Re: More on allowed field characters

On Mon, Aug 23, 2021 at 04:20:29PM +1000, Martin Thomson wrote:
> Hey Willy,
> 
> Take another look at the text I've added to https://github.com/httpwg/http2-spec/pull/936
> 
> It now goes:
> 
> * HPACK can carry anything.
> * HTTP defines what is valid.
> * Recipients can treat anything that is not valid as malformed (using our formal definition).
> * This section includes additional validation requirements.
> * <those additional requirements>

OK, looking at it in the whole context, I think it better addresses the problem:
  - http framing mentions malformed messages
  - malformed messages refer to [HttpHeaders] for the the definition of
    invalid field names or values
  - [HttpHeaders] has a Field Validity subsection which starts by defining
    malformed as anything that doesn't strictly follow HTTP.

It is also mentioned that intermediaries must not forward malformed messages.

However the next paragraph mentioning this does still maintain some confusion:

  A field name MUST NOT contain characters in the ranges 0x00-0x20, 0x41-0x5A, or 0x7F-0xFF
  (all ranges inclusive).  This limits field names to visible ASCII characters, other than
  ASCII SP (0x20) and uppercase characters ('A' to 'Z', ASCII 0x41 to 0x5a).

Especially this last sentence which *seems* to endorse the use of such
other characters for header field names, thus contradicting the first points.

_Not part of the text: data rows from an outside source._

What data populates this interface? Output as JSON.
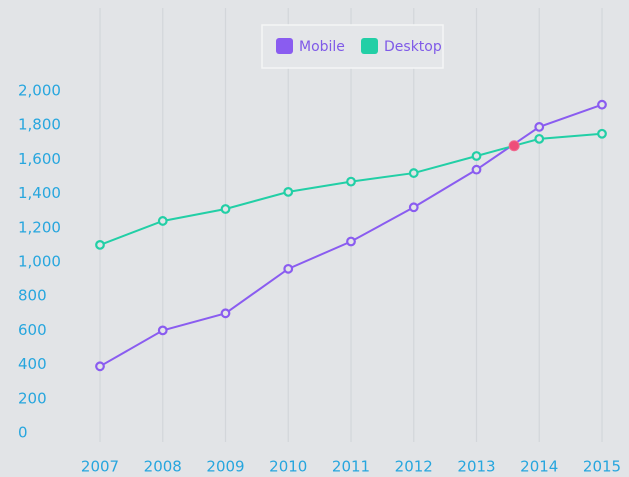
{
  "chart_data": {
    "type": "line",
    "x": [
      2007,
      2008,
      2009,
      2010,
      2011,
      2012,
      2013,
      2014,
      2015
    ],
    "series": [
      {
        "name": "Mobile",
        "color": "#8a5cf0",
        "values": [
          390,
          600,
          700,
          960,
          1120,
          1320,
          1540,
          1790,
          1920
        ]
      },
      {
        "name": "Desktop",
        "color": "#22cfa6",
        "values": [
          1100,
          1240,
          1310,
          1410,
          1470,
          1520,
          1620,
          1720,
          1750
        ]
      }
    ],
    "highlight_point": {
      "x": 2013.6,
      "y": 1680,
      "color": "#ee4d7a"
    },
    "xlim": [
      2007,
      2015
    ],
    "xticks": [
      2007,
      2008,
      2009,
      2010,
      2011,
      2012,
      2013,
      2014,
      2015
    ],
    "ylim": [
      0,
      2000
    ],
    "yticks": [
      0,
      200,
      400,
      600,
      800,
      {
        "value": 1000,
        "label": "1,000"
      },
      {
        "value": 1200,
        "label": "1,200"
      },
      {
        "value": 1400,
        "label": "1,400"
      },
      {
        "value": 1600,
        "label": "1,600"
      },
      {
        "value": 1800,
        "label": "1,800"
      },
      {
        "value": 2000,
        "label": "2,000"
      }
    ],
    "xgrid": true,
    "legend": "top"
  }
}
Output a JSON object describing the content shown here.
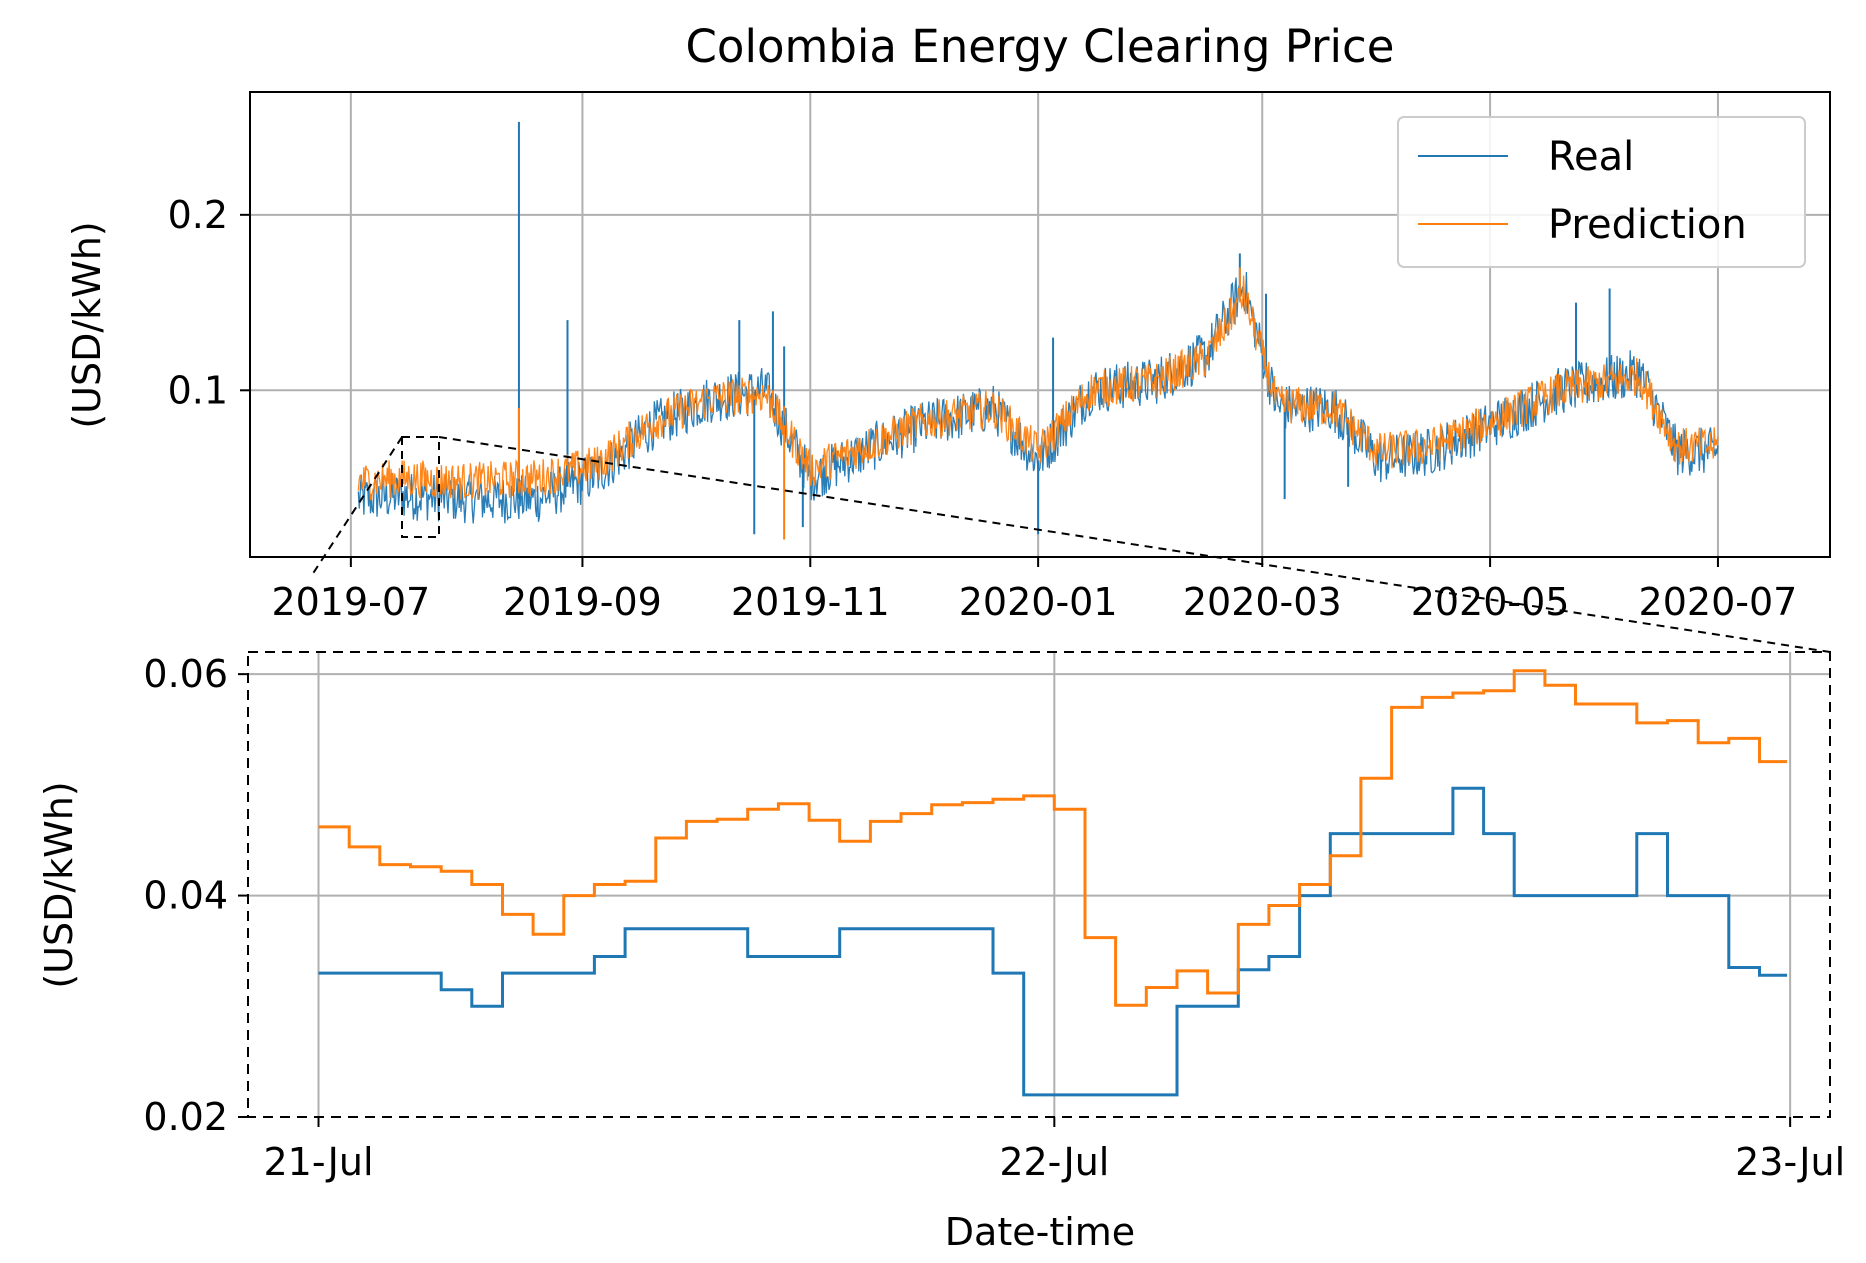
{
  "colors": {
    "real": "#1f77b4",
    "prediction": "#ff7f0e",
    "grid": "#b0b0b0",
    "axis": "#000000"
  },
  "chart_data": [
    {
      "id": "overview",
      "type": "line",
      "title": "Colombia Energy Clearing Price",
      "xlabel": "",
      "ylabel": "(USD/kWh)",
      "x_ticks": [
        "2019-07",
        "2019-09",
        "2019-11",
        "2020-01",
        "2020-03",
        "2020-05",
        "2020-07"
      ],
      "x_tick_dates": [
        "2019-07-01",
        "2019-09-01",
        "2019-11-01",
        "2020-01-01",
        "2020-03-01",
        "2020-05-01",
        "2020-07-01"
      ],
      "xlim": [
        "2019-06-04",
        "2020-07-31"
      ],
      "y_ticks": [
        0.1,
        0.2
      ],
      "ylim": [
        0.005,
        0.27
      ],
      "grid": true,
      "legend": {
        "position": "top-right",
        "entries": [
          "Real",
          "Prediction"
        ]
      },
      "series": [
        {
          "name": "Real",
          "anchors": [
            [
              "2019-07-03",
              0.038
            ],
            [
              "2019-07-15",
              0.04
            ],
            [
              "2019-08-01",
              0.038
            ],
            [
              "2019-08-20",
              0.038
            ],
            [
              "2019-09-05",
              0.052
            ],
            [
              "2019-09-20",
              0.08
            ],
            [
              "2019-10-05",
              0.095
            ],
            [
              "2019-10-20",
              0.1
            ],
            [
              "2019-11-01",
              0.05
            ],
            [
              "2019-11-20",
              0.07
            ],
            [
              "2019-12-01",
              0.08
            ],
            [
              "2019-12-20",
              0.09
            ],
            [
              "2020-01-01",
              0.06
            ],
            [
              "2020-01-15",
              0.1
            ],
            [
              "2020-02-01",
              0.105
            ],
            [
              "2020-02-15",
              0.12
            ],
            [
              "2020-02-25",
              0.16
            ],
            [
              "2020-03-05",
              0.09
            ],
            [
              "2020-03-20",
              0.09
            ],
            [
              "2020-04-01",
              0.06
            ],
            [
              "2020-04-15",
              0.065
            ],
            [
              "2020-05-01",
              0.08
            ],
            [
              "2020-05-20",
              0.1
            ],
            [
              "2020-06-10",
              0.11
            ],
            [
              "2020-06-20",
              0.065
            ],
            [
              "2020-07-01",
              0.065
            ]
          ],
          "spikes": [
            [
              "2019-08-15",
              0.253
            ],
            [
              "2019-08-28",
              0.14
            ],
            [
              "2019-10-22",
              0.145
            ],
            [
              "2019-10-25",
              0.125
            ],
            [
              "2020-02-24",
              0.178
            ],
            [
              "2020-03-02",
              0.155
            ],
            [
              "2020-06-02",
              0.158
            ],
            [
              "2020-05-24",
              0.15
            ],
            [
              "2020-01-05",
              0.13
            ],
            [
              "2019-10-13",
              0.14
            ]
          ],
          "dips": [
            [
              "2019-10-17",
              0.018
            ],
            [
              "2019-10-30",
              0.022
            ],
            [
              "2020-01-01",
              0.018
            ],
            [
              "2020-03-07",
              0.038
            ],
            [
              "2020-03-24",
              0.045
            ]
          ]
        },
        {
          "name": "Prediction",
          "anchors": [
            [
              "2019-07-03",
              0.048
            ],
            [
              "2019-07-15",
              0.05
            ],
            [
              "2019-08-01",
              0.048
            ],
            [
              "2019-08-20",
              0.05
            ],
            [
              "2019-09-05",
              0.058
            ],
            [
              "2019-09-20",
              0.082
            ],
            [
              "2019-10-05",
              0.095
            ],
            [
              "2019-10-20",
              0.098
            ],
            [
              "2019-11-01",
              0.055
            ],
            [
              "2019-11-20",
              0.072
            ],
            [
              "2019-12-01",
              0.082
            ],
            [
              "2019-12-20",
              0.09
            ],
            [
              "2020-01-01",
              0.065
            ],
            [
              "2020-01-15",
              0.1
            ],
            [
              "2020-02-01",
              0.105
            ],
            [
              "2020-02-15",
              0.118
            ],
            [
              "2020-02-25",
              0.155
            ],
            [
              "2020-03-05",
              0.092
            ],
            [
              "2020-03-20",
              0.09
            ],
            [
              "2020-04-01",
              0.065
            ],
            [
              "2020-04-15",
              0.068
            ],
            [
              "2020-05-01",
              0.082
            ],
            [
              "2020-05-20",
              0.1
            ],
            [
              "2020-06-10",
              0.108
            ],
            [
              "2020-06-20",
              0.068
            ],
            [
              "2020-07-01",
              0.068
            ]
          ],
          "spikes": [
            [
              "2019-08-15",
              0.09
            ],
            [
              "2019-10-22",
              0.1
            ],
            [
              "2020-02-24",
              0.17
            ]
          ],
          "dips": [
            [
              "2019-10-25",
              0.015
            ]
          ]
        }
      ]
    },
    {
      "id": "zoom",
      "type": "line",
      "title": "",
      "xlabel": "Date-time",
      "ylabel": "(USD/kWh)",
      "x_ticks": [
        "21-Jul",
        "22-Jul",
        "23-Jul"
      ],
      "x_tick_hours": [
        0,
        24,
        48
      ],
      "xlim": [
        -2.3,
        49.3
      ],
      "y_ticks": [
        "0.02",
        "0.04",
        "0.06"
      ],
      "y_tick_values": [
        0.02,
        0.04,
        0.06
      ],
      "ylim": [
        0.02,
        0.062
      ],
      "grid": true,
      "step": "post",
      "series": [
        {
          "name": "Real",
          "x": [
            0,
            1,
            2,
            3,
            4,
            5,
            6,
            7,
            8,
            9,
            10,
            11,
            12,
            13,
            14,
            15,
            16,
            17,
            18,
            19,
            20,
            21,
            22,
            23,
            24,
            25,
            26,
            27,
            28,
            29,
            30,
            31,
            32,
            33,
            34,
            35,
            36,
            37,
            38,
            39,
            40,
            41,
            42,
            43,
            44,
            45,
            46,
            47
          ],
          "y": [
            0.033,
            0.033,
            0.033,
            0.033,
            0.0315,
            0.03,
            0.033,
            0.033,
            0.033,
            0.0345,
            0.037,
            0.037,
            0.037,
            0.037,
            0.0345,
            0.0345,
            0.0345,
            0.037,
            0.037,
            0.037,
            0.037,
            0.037,
            0.033,
            0.022,
            0.022,
            0.022,
            0.022,
            0.022,
            0.03,
            0.03,
            0.0333,
            0.0345,
            0.04,
            0.0456,
            0.0456,
            0.0456,
            0.0456,
            0.0497,
            0.0456,
            0.04,
            0.04,
            0.04,
            0.04,
            0.0456,
            0.04,
            0.04,
            0.0335,
            0.0328
          ]
        },
        {
          "name": "Prediction",
          "x": [
            0,
            1,
            2,
            3,
            4,
            5,
            6,
            7,
            8,
            9,
            10,
            11,
            12,
            13,
            14,
            15,
            16,
            17,
            18,
            19,
            20,
            21,
            22,
            23,
            24,
            25,
            26,
            27,
            28,
            29,
            30,
            31,
            32,
            33,
            34,
            35,
            36,
            37,
            38,
            39,
            40,
            41,
            42,
            43,
            44,
            45,
            46,
            47
          ],
          "y": [
            0.0462,
            0.0444,
            0.0428,
            0.0426,
            0.0422,
            0.041,
            0.0383,
            0.0365,
            0.04,
            0.041,
            0.0413,
            0.0452,
            0.0467,
            0.0469,
            0.0478,
            0.0483,
            0.0468,
            0.0449,
            0.0467,
            0.0474,
            0.0482,
            0.0484,
            0.0487,
            0.049,
            0.0478,
            0.0362,
            0.0301,
            0.0317,
            0.0332,
            0.0312,
            0.0374,
            0.0391,
            0.041,
            0.0436,
            0.0506,
            0.057,
            0.0579,
            0.0583,
            0.0585,
            0.0603,
            0.059,
            0.0573,
            0.0573,
            0.0556,
            0.0558,
            0.0538,
            0.0542,
            0.0521
          ]
        }
      ]
    }
  ]
}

Why not instead merge these two paragraphs into a single one:

  All HTTP/2 implementations MUST validate fields in messages they receive as follows:
  ...
  A field name MUST NOT contain characters outside the range permitted
  by [HTTP-5.1]. A field value MUST NOT contain characters outside the
  range permitted by [HTTP-5.5].

This allows to even remove the last few points about special cases for names
vs values.

I would personally be fine with going further in the spirit of the strictness
of the initial work on H2 by declaring as dangerously non-compliant any sender
of some of the invalid characters you wanted to block above, and protect against
their inclusion into the HPACK dictionary:

   An HTTP/2 recipient that receives a field name containing a character
   in the range 0x00-0x20, 0x41-0x51, or 0x7F-0xFF (all ranges inclusive),
   or a field value containing a character 0x00 (NUL), 0x0A (LF), 0x0D (CR)
   MAY treat this as a connection error of type PROTOCOL_ERROR.

But I also understand that this could punish blind H2->H2 coalescing gateways
that have no idea what they're dealing with, and might be a bit extreme.

Willy

Received on Monday, 23 August 2021 07:30:50 UTC